Collective giving basics: This article explains how to leverage the movement.

What happens before and during a mother's pregnancy largely determines whether her child will thrive. If the mother is African-American, her chance of losing a baby before its first birthday doubles. The risk of infant mortality climbs if she used drugs and alcohol or is homeless. When it comes to which children born in America survive and thrive, race, poverty and education are a strong undercurrent.

Nowhere is this more true than in the South. States like Mississippi, Louisiana and Alabama have the highest infant mortality rates in the nation. But not far behind are states like Indiana, West Virginia, Michigan and Maine.

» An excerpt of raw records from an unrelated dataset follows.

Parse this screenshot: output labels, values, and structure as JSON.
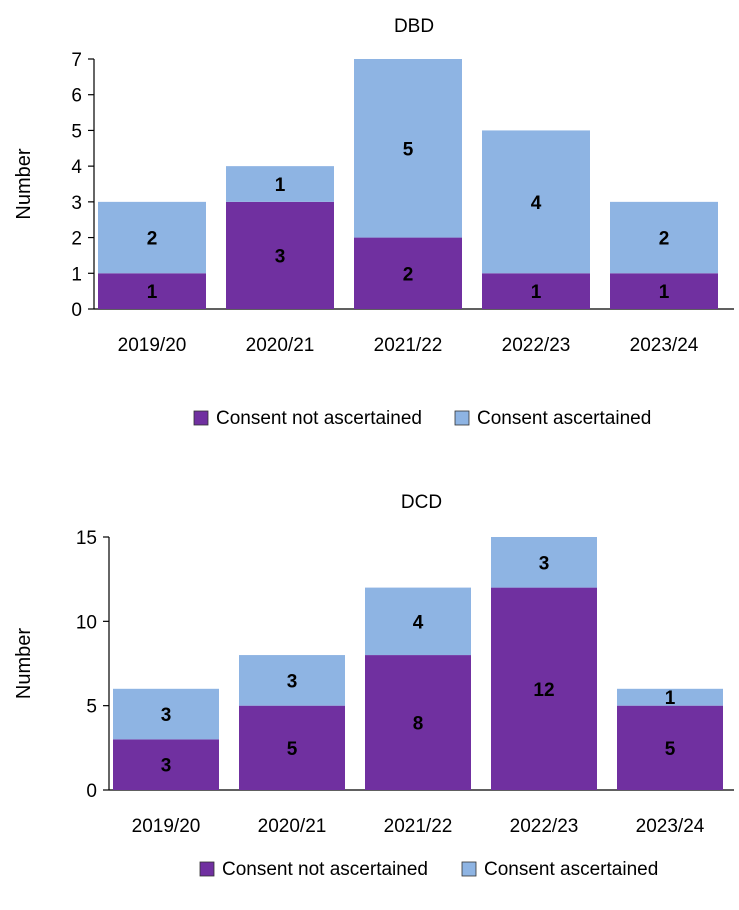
{
  "chart_data": [
    {
      "type": "bar",
      "stacked": true,
      "title": "DBD",
      "ylabel": "Number",
      "xlabel": "",
      "ylim": [
        0,
        7
      ],
      "yticks": [
        0,
        1,
        2,
        3,
        4,
        5,
        6,
        7
      ],
      "categories": [
        "2019/20",
        "2020/21",
        "2021/22",
        "2022/23",
        "2023/24"
      ],
      "series": [
        {
          "name": "Consent not ascertained",
          "color": "#7030A0",
          "values": [
            1,
            3,
            2,
            1,
            1
          ]
        },
        {
          "name": "Consent ascertained",
          "color": "#8EB4E3",
          "values": [
            2,
            1,
            5,
            4,
            2
          ]
        }
      ],
      "legend_position": "bottom"
    },
    {
      "type": "bar",
      "stacked": true,
      "title": "DCD",
      "ylabel": "Number",
      "xlabel": "",
      "ylim": [
        0,
        15
      ],
      "yticks": [
        0,
        5,
        10,
        15
      ],
      "categories": [
        "2019/20",
        "2020/21",
        "2021/22",
        "2022/23",
        "2023/24"
      ],
      "series": [
        {
          "name": "Consent not ascertained",
          "color": "#7030A0",
          "values": [
            3,
            5,
            8,
            12,
            5
          ]
        },
        {
          "name": "Consent ascertained",
          "color": "#8EB4E3",
          "values": [
            3,
            3,
            4,
            3,
            1
          ]
        }
      ],
      "legend_position": "bottom"
    }
  ]
}
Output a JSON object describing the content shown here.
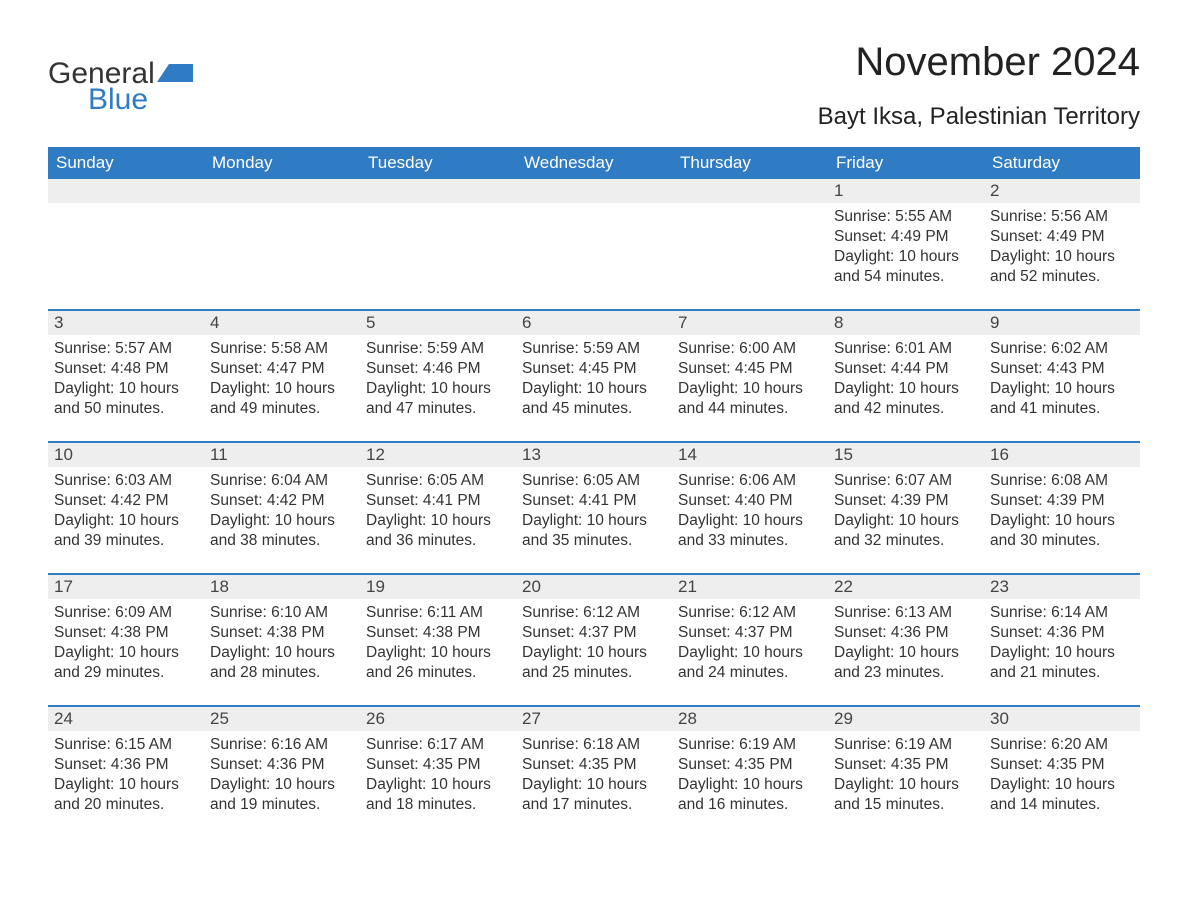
{
  "logo": {
    "text1": "General",
    "text2": "Blue"
  },
  "title": "November 2024",
  "location": "Bayt Iksa, Palestinian Territory",
  "colors": {
    "header_bg": "#2f7bc4",
    "header_text": "#ffffff",
    "daynum_bg": "#eeeeee",
    "border": "#2f7bc4",
    "body_text": "#333333"
  },
  "weekdays": [
    "Sunday",
    "Monday",
    "Tuesday",
    "Wednesday",
    "Thursday",
    "Friday",
    "Saturday"
  ],
  "weeks": [
    [
      null,
      null,
      null,
      null,
      null,
      {
        "n": "1",
        "sunrise": "5:55 AM",
        "sunset": "4:49 PM",
        "daylight": "10 hours and 54 minutes."
      },
      {
        "n": "2",
        "sunrise": "5:56 AM",
        "sunset": "4:49 PM",
        "daylight": "10 hours and 52 minutes."
      }
    ],
    [
      {
        "n": "3",
        "sunrise": "5:57 AM",
        "sunset": "4:48 PM",
        "daylight": "10 hours and 50 minutes."
      },
      {
        "n": "4",
        "sunrise": "5:58 AM",
        "sunset": "4:47 PM",
        "daylight": "10 hours and 49 minutes."
      },
      {
        "n": "5",
        "sunrise": "5:59 AM",
        "sunset": "4:46 PM",
        "daylight": "10 hours and 47 minutes."
      },
      {
        "n": "6",
        "sunrise": "5:59 AM",
        "sunset": "4:45 PM",
        "daylight": "10 hours and 45 minutes."
      },
      {
        "n": "7",
        "sunrise": "6:00 AM",
        "sunset": "4:45 PM",
        "daylight": "10 hours and 44 minutes."
      },
      {
        "n": "8",
        "sunrise": "6:01 AM",
        "sunset": "4:44 PM",
        "daylight": "10 hours and 42 minutes."
      },
      {
        "n": "9",
        "sunrise": "6:02 AM",
        "sunset": "4:43 PM",
        "daylight": "10 hours and 41 minutes."
      }
    ],
    [
      {
        "n": "10",
        "sunrise": "6:03 AM",
        "sunset": "4:42 PM",
        "daylight": "10 hours and 39 minutes."
      },
      {
        "n": "11",
        "sunrise": "6:04 AM",
        "sunset": "4:42 PM",
        "daylight": "10 hours and 38 minutes."
      },
      {
        "n": "12",
        "sunrise": "6:05 AM",
        "sunset": "4:41 PM",
        "daylight": "10 hours and 36 minutes."
      },
      {
        "n": "13",
        "sunrise": "6:05 AM",
        "sunset": "4:41 PM",
        "daylight": "10 hours and 35 minutes."
      },
      {
        "n": "14",
        "sunrise": "6:06 AM",
        "sunset": "4:40 PM",
        "daylight": "10 hours and 33 minutes."
      },
      {
        "n": "15",
        "sunrise": "6:07 AM",
        "sunset": "4:39 PM",
        "daylight": "10 hours and 32 minutes."
      },
      {
        "n": "16",
        "sunrise": "6:08 AM",
        "sunset": "4:39 PM",
        "daylight": "10 hours and 30 minutes."
      }
    ],
    [
      {
        "n": "17",
        "sunrise": "6:09 AM",
        "sunset": "4:38 PM",
        "daylight": "10 hours and 29 minutes."
      },
      {
        "n": "18",
        "sunrise": "6:10 AM",
        "sunset": "4:38 PM",
        "daylight": "10 hours and 28 minutes."
      },
      {
        "n": "19",
        "sunrise": "6:11 AM",
        "sunset": "4:38 PM",
        "daylight": "10 hours and 26 minutes."
      },
      {
        "n": "20",
        "sunrise": "6:12 AM",
        "sunset": "4:37 PM",
        "daylight": "10 hours and 25 minutes."
      },
      {
        "n": "21",
        "sunrise": "6:12 AM",
        "sunset": "4:37 PM",
        "daylight": "10 hours and 24 minutes."
      },
      {
        "n": "22",
        "sunrise": "6:13 AM",
        "sunset": "4:36 PM",
        "daylight": "10 hours and 23 minutes."
      },
      {
        "n": "23",
        "sunrise": "6:14 AM",
        "sunset": "4:36 PM",
        "daylight": "10 hours and 21 minutes."
      }
    ],
    [
      {
        "n": "24",
        "sunrise": "6:15 AM",
        "sunset": "4:36 PM",
        "daylight": "10 hours and 20 minutes."
      },
      {
        "n": "25",
        "sunrise": "6:16 AM",
        "sunset": "4:36 PM",
        "daylight": "10 hours and 19 minutes."
      },
      {
        "n": "26",
        "sunrise": "6:17 AM",
        "sunset": "4:35 PM",
        "daylight": "10 hours and 18 minutes."
      },
      {
        "n": "27",
        "sunrise": "6:18 AM",
        "sunset": "4:35 PM",
        "daylight": "10 hours and 17 minutes."
      },
      {
        "n": "28",
        "sunrise": "6:19 AM",
        "sunset": "4:35 PM",
        "daylight": "10 hours and 16 minutes."
      },
      {
        "n": "29",
        "sunrise": "6:19 AM",
        "sunset": "4:35 PM",
        "daylight": "10 hours and 15 minutes."
      },
      {
        "n": "30",
        "sunrise": "6:20 AM",
        "sunset": "4:35 PM",
        "daylight": "10 hours and 14 minutes."
      }
    ]
  ],
  "labels": {
    "sunrise": "Sunrise:",
    "sunset": "Sunset:",
    "daylight": "Daylight:"
  }
}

The good news is that some foundations have been highly active on this issue for years, and the national infant mortality rate has fallen. The most well-known leader here is the Kellogg Foundation, which does substantial grantmaking for health equity on behalf of mothers and their newborns, as we report often. But there are important local funders on the case, too, like the Healthcare Georgia Foundation, which addresses infant mortality through a rural healthcare approach, and directs funding for better access to prenatal care.

In Missouri, the state's leading health foundation has an initiative that looks promising. The Missouri Foundation for Health is making collective impact funding available to nonprofits and service providers in the southeastern corner of the state. The six-county region has infant mortality rates twice as high as the rest of the state. For babies born to black mothers, it's 14 percent; for white mothers, 9 percent. Missouri's Bootheel region, as its called, loses nearly 10 babies per 1,000 births.

Collective impact is an approach we write about often an IP. In a nutshell, the idea is that the best way to solve complex problems is by engaging multiple stakeholders who work in a coordinated fashion, bringing differing strategies and resources to bear. This is especially important on public health challenges.